Banks: what EU regulations do they have to comply with?
Banking institutions are subject to many laws and regulations that regulate the management of cybersecurity.
A highly regulated sector
While not all companies from the financial sector are concerned by the regulations mentioned in this article, being extremely targeted by cybercriminals, their interest in cybersecurity is high. We must also note that other regulations (such as ISO Standards for example) also have significant consequences for entities in the sector.
As this article is not intended to be exhaustive, our analysis will focus on the regulations that are in force to provide a first overview of the legal framework surrounding banks. The proper application of the practices imposed/recommended by law and regulation is for us a crucial starting point to protect oneself against cyberattacks.
Banks: European Union cyber regulations
The NIS Directive
At the European level, the Network and Information System Security (NIS) Directive, adopted on July 6, 2016, aims to ensure a high level of security common to all IS and networks in the European Union member states.

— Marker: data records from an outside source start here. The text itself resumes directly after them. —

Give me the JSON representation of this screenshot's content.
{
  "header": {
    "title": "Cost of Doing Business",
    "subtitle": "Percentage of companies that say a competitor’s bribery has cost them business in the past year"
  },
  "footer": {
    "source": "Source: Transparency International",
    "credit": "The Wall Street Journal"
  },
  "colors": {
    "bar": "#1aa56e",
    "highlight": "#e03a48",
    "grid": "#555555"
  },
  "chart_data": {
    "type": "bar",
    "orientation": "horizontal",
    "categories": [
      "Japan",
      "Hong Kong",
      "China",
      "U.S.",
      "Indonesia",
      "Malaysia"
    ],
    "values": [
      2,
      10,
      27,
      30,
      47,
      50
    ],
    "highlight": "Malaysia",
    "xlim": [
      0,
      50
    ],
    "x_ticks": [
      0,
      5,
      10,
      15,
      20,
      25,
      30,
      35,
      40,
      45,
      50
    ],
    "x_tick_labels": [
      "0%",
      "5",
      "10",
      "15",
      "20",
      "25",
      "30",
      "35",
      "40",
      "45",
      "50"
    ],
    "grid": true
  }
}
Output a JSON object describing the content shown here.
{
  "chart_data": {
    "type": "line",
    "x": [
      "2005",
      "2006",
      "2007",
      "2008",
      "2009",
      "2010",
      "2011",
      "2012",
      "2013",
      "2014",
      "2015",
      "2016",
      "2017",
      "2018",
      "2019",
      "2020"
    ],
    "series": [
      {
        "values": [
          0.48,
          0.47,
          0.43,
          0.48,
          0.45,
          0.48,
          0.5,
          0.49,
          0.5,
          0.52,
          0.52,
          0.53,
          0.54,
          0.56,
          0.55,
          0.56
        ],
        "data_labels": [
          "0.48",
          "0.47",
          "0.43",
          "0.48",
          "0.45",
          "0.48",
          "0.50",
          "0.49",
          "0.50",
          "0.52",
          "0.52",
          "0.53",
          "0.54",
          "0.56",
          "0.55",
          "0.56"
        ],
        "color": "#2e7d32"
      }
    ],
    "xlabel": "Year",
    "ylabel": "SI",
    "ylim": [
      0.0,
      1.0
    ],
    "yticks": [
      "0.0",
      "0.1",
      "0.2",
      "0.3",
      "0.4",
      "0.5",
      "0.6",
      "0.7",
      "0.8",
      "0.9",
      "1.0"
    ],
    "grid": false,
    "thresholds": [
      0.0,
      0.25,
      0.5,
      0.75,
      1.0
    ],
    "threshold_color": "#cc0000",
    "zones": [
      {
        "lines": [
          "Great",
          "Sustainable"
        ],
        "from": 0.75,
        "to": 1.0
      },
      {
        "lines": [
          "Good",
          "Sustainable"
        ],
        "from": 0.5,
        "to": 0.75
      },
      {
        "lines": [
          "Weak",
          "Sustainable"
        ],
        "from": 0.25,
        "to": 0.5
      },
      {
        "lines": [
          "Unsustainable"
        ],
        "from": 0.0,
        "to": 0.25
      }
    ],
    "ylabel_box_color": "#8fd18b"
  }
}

Because of the negative impact that a disruption in the banks’ service could have, they must now comply with obligations regarding the security of information systems and networks. These obligations relate to four areas: security governance, protection and defense of networks and IS, and business resilience.
The General Data Protection Regulation (GDPR)
The GDPR frames the processing of personal data in the European Union. Banking data is specific and sensitive information that must be treated with particular vigilance.
To deal with the risks of loss of integrity or data leaks, the various sector players need to implement security measures such as encryption when the data are sent, when they transit or are stored.
The second Payment Services Directive (PSD2)
The second Payment Services Directive (PSD2), which has been in force in the European Union since January 13, 2018, includes a set of regulatory provisions aimed at strengthening payment security.
In particular, the PSD2 requires the use of strong authentication for the following operations: access to the online payment account, electronic payment transactions, and actions carried out via a remote communication mode that presents a high risk of fraud (e.g., the registration of a new transfer beneficiary on his online bank account).
The financial sector and cybersecurity: international regulations
The Sarbanes-Oxley Act (SOX or SARBOX)
Internationally, the Sarbanes-Oxley Act, passed in 2002 by the U.S. Congress, aims to protect shareholders and the general public against accounting errors fraudulent practices, but also to improve the accuracy of information provided by companies. The SOX Act is extra-territorial. It applies to all European subsidiaries of American groups, to companies operating in the United States and to companies listed on a U.S. capital market, regardless of their nationality, as well as to their foreign subsidiaries.
The SOX Act (also known as SARBOX) deals with computer security from financial information’s accuracy and integrity. In its article 302, the SOX law requires quarterly audits to be carried out, including an IT security component.
The Basel Accords
The Basel Accords are banking regulation agreements. Drawn up by the Basel Committee and signed in the city of Basel (Switzerland), they require banks to guarantee a minimum level of equity capital to ensure their financial soundness.
The Basel Accords’ IT security section requires both regular reporting and crisis management exercises to simulate all risk situations and test the solidity of banks.
Cybersecurity of banking data: best practices
In addition to these laws and regulations, good security practices are stemming from the ISO 27000 standards, from the French National Agency for the Security of Information Systems (ANSSI), and the Cybersecurity and Infrastructure Security Agency (CISA) in the USA. Among those that we consider the most important, we can mention in particular:
- regular staff awareness campaigns;
- regular review of access rights;
- regular IS risk mapping;
- the implementation of detection and monitoring systems;
- logging and analysis of logs;
- automatic update of threat detection cases related to new vulnerabilities.
An analysis by Ibrahima Sene, a cybersecurity consultant at Orange Cyberdefense France.